Priestman also said she does not believe it will be possible to stage a home game before the World Cup, with the NWSL not releasing players until June 26. The Canadian squad will then head to Australia where it hopes to hold two closed-door matches ahead of the tournament.
Riviere signed with Manchester United in January but, recovering from injury, did not make the matchday squad until Saturday when she dressed for a 4-0 win over West Ham.
The 22-year-old from Markham, Ont., who has won 36 caps for Canada, announced in September that she had played her last game for the University of Michigan and was taking time to recover from an injury. Riviere last played for Canada in July at the CONCACAF W Championship in Mexico.
Other young talent in camp includes 19-year-old midfielder Simi Awujo (who has five senior caps), 18-year-old forward Amanda Allen (one senior cap) and uncapped defender Sydney Collins, a 23-year-old who was a first-round pick by the North Carolina Courage in the January NWSL draft.
Priestman said this close to the World Cup, anyone invited in camp has a chance to make the tournament roster.
The French women’s program has experienced turmoil of its own in recent days.
Coach Corinne Diacre, who led France to the quarterfinals of the 2019 World Cup, was fired March 9 after several players expressed their discontent.
At recent parliament hearings, Canada Soccer general secretary Earl Cochrane said the governing body had erred in making budget cuts to the women’s program this year and was in talks to ensure Priestman had what she needed to prepare for the World Cup.

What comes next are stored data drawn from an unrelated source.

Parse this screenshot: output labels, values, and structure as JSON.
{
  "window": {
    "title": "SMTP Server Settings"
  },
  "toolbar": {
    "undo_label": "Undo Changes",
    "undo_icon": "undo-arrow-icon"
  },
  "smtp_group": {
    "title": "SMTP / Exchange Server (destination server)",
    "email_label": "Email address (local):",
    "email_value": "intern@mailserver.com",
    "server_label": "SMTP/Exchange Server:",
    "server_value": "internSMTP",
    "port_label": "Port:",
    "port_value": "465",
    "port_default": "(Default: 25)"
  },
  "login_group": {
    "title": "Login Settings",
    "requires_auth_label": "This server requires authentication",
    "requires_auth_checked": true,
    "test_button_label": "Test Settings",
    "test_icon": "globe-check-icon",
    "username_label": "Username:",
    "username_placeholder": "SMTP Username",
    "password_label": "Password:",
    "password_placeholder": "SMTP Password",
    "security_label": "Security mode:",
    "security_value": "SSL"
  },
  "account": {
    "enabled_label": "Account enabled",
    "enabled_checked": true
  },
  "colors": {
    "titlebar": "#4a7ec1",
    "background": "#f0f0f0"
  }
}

Priestman said her resubmitted budget had been approved.
“I hope that means that we’re back to what we were before those budget cuts happened,” she said. “I’ve been reassured that. And I think the players will receive the same reassurance on the short-term asks. But I think obviously the players are also pushing for the wider program beyond that, as well as the youth program.”

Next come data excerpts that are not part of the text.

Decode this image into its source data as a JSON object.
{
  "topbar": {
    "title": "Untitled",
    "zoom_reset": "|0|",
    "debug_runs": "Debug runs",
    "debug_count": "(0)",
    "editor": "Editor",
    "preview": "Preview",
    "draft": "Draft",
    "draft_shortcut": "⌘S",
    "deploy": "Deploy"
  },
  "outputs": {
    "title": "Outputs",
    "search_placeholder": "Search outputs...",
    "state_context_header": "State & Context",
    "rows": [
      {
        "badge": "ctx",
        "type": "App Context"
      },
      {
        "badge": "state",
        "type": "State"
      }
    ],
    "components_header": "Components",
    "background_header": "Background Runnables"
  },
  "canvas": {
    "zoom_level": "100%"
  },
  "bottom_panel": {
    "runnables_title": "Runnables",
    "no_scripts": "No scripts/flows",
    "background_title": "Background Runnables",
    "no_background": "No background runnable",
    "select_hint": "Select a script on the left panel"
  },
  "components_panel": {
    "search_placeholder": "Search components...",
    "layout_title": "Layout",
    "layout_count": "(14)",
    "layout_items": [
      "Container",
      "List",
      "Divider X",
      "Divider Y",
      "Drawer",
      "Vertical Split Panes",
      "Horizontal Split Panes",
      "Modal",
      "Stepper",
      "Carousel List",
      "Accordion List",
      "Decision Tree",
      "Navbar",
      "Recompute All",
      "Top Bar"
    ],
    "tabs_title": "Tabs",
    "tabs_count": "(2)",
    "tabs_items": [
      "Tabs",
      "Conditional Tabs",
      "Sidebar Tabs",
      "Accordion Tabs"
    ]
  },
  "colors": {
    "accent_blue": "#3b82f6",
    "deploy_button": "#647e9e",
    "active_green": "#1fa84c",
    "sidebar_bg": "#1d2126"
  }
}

Priestman confirmed that forward Jenna Hellstrom has retired and is looking to get into coaching. The 27-year-old won six caps for Canada.
The Canadian women are 5-7-3 all-time against France and are 1-4-1 since beating the French 1-0 in the bronze medal game at the 2012 London Olympics. The one win over that period came at the 2016 Rio Olympics.

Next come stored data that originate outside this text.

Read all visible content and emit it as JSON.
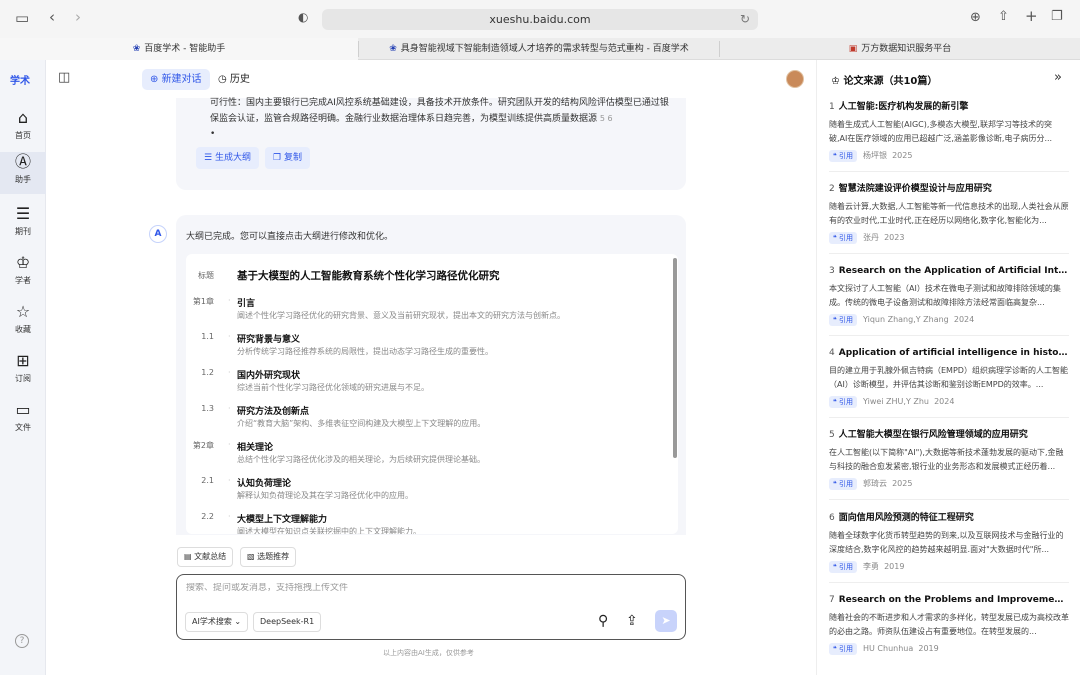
{
  "browser": {
    "url": "xueshu.baidu.com",
    "tabs": [
      {
        "label": "百度学术 - 智能助手"
      },
      {
        "label": "具身智能视域下智能制造领域人才培养的需求转型与范式重构 - 百度学术"
      },
      {
        "label": "万方数据知识服务平台"
      }
    ]
  },
  "sidebar": {
    "logo": "学术",
    "items": [
      {
        "label": "首页"
      },
      {
        "label": "助手"
      },
      {
        "label": "期刊"
      },
      {
        "label": "学者"
      },
      {
        "label": "收藏"
      },
      {
        "label": "订阅"
      },
      {
        "label": "文件"
      }
    ]
  },
  "toolbar": {
    "new_chat": "新建对话",
    "history": "历史"
  },
  "chat": {
    "prev_text": "可行性：国内主要银行已完成AI风控系统基础建设，具备技术开放条件。研究团队开发的结构风险评估模型已通过银保监会认证，监管合规路径明确。金融行业数据治理体系日趋完善，为模型训练提供高质量数据源",
    "prev_refs": "5   6",
    "prev_dot": "•",
    "gen_outline": "生成大纲",
    "copy": "复制",
    "ai_badge": "A",
    "intro": "大纲已完成。您可以直接点击大纲进行修改和优化。",
    "outline": [
      {
        "num": "标题",
        "title": "基于大模型的人工智能教育系统个性化学习路径优化研究",
        "desc": ""
      },
      {
        "num": "第1章",
        "title": "引言",
        "desc": "阐述个性化学习路径优化的研究背景、意义及当前研究现状，提出本文的研究方法与创新点。"
      },
      {
        "num": "1.1",
        "title": "研究背景与意义",
        "desc": "分析传统学习路径推荐系统的局限性，提出动态学习路径生成的重要性。"
      },
      {
        "num": "1.2",
        "title": "国内外研究现状",
        "desc": "综述当前个性化学习路径优化领域的研究进展与不足。"
      },
      {
        "num": "1.3",
        "title": "研究方法及创新点",
        "desc": "介绍“教育大脑”架构、多维表征空间构建及大模型上下文理解的应用。"
      },
      {
        "num": "第2章",
        "title": "相关理论",
        "desc": "总结个性化学习路径优化涉及的相关理论，为后续研究提供理论基础。"
      },
      {
        "num": "2.1",
        "title": "认知负荷理论",
        "desc": "解释认知负荷理论及其在学习路径优化中的应用。"
      },
      {
        "num": "2.2",
        "title": "大模型上下文理解能力",
        "desc": "阐述大模型在知识点关联挖掘中的上下文理解能力。"
      }
    ],
    "tools": [
      {
        "label": "文献总结"
      },
      {
        "label": "选题推荐"
      }
    ],
    "input_placeholder": "搜索、提问或发消息，支持拖拽上传文件",
    "mode_select": "AI学术搜索",
    "model": "DeepSeek-R1",
    "disclaimer": "以上内容由AI生成，仅供参考"
  },
  "sources": {
    "header": "论文来源（共10篇）",
    "cite_label": "引用",
    "items": [
      {
        "num": "1",
        "title": "人工智能:医疗机构发展的新引擎",
        "abstract": "随着生成式人工智能(AIGC),多模态大模型,联邦学习等技术的突破,AI在医疗领域的应用已超越广泛,涵盖影像诊断,电子病历分...",
        "authors": "杨坪银",
        "year": "2025"
      },
      {
        "num": "2",
        "title": "智慧法院建设评价模型设计与应用研究",
        "abstract": "随着云计算,大数据,人工智能等新一代信息技术的出现,人类社会从原有的农业时代,工业时代,正在经历以网络化,数字化,智能化为...",
        "authors": "张丹",
        "year": "2023"
      },
      {
        "num": "3",
        "title": "Research on the Application of Artificial Intelligence",
        "abstract": "本文探讨了人工智能（AI）技术在微电子测试和故障排除领域的集成。传统的微电子设备测试和故障排除方法经常面临高复杂...",
        "authors": "Yiqun Zhang,Y Zhang",
        "year": "2024"
      },
      {
        "num": "4",
        "title": "Application of artificial intelligence in histopathology",
        "abstract": "目的建立用于乳腺外佩吉特病（EMPD）组织病理学诊断的人工智能（AI）诊断模型，并评估其诊断和鉴别诊断EMPD的效率。...",
        "authors": "Yiwei ZHU,Y Zhu",
        "year": "2024"
      },
      {
        "num": "5",
        "title": "人工智能大模型在银行风险管理领域的应用研究",
        "abstract": "在人工智能(以下简称\"AI\"),大数据等新技术蓬勃发展的驱动下,金融与科技的融合愈发紧密,银行业的业务形态和发展模式正经历着...",
        "authors": "郭琦云",
        "year": "2025"
      },
      {
        "num": "6",
        "title": "面向信用风险预测的特征工程研究",
        "abstract": "随着全球数字化货币转型趋势的到来,以及互联网技术与金融行业的深度结合,数字化风控的趋势越来越明显.面对\"大数据时代\"所...",
        "authors": "李勇",
        "year": "2019"
      },
      {
        "num": "7",
        "title": "Research on the Problems and Improvement Strategies",
        "abstract": "随着社会的不断进步和人才需求的多样化，转型发展已成为高校改革的必由之路。师资队伍建设占有重要地位。在转型发展的...",
        "authors": "HU Chunhua",
        "year": "2019"
      }
    ]
  }
}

France has won the last two meetings, both by 1-0 scores, in Calais in March 2020 and Rennes in April 2018.
Goalkeepers: Sabrina D’Angelo, Arsenal (England); Lysianne Proulx, SCU Torreense (Portugal); Kailen Sheridan, San Diego Wave (NWSL).
Defenders: Kadeisha Buchanan, Chelsea (England); Gabrielle Carle, Washington Spirit (NWSL); Allysha Chapman, Houston Dash (NWSL); Vanessa Gilles, Olympique Lyonnais (France); Sydney Collins, North Carolina Courage (NWSL); Ashley Lawrence, Paris Saint-Germain (France); Jayde Riviere, Manchester United (England); Jade Rose, Harvard University (NCAA); Bianca St-Georges, Chicago Red Stars (NWSL); Sura Yekka, Le Havre AC (France).
Midfielders: Simi Awujo, USC (NCAA); Jessie Fleming, Chelsea (England); Julia Grosso, Juventus (Italy); Quinn, OL Reign (NWSL); Sophie Schmidt, Houston Dash (NWSL).
Forwards Amanda Allen, NDC-CDN Ontario; Jordyn Huitema, OL Reign (NWSL); Cloe Lacasse, Benfica (Portugal); Clarissa Larisey, BK Hacken FF (Sweden); Adriana Leon, Manchester United (England); Christine Sinclair (capt.), Portland Thorns (NWSL); Evelyne Viens, Kristianstads DFF (Sweden).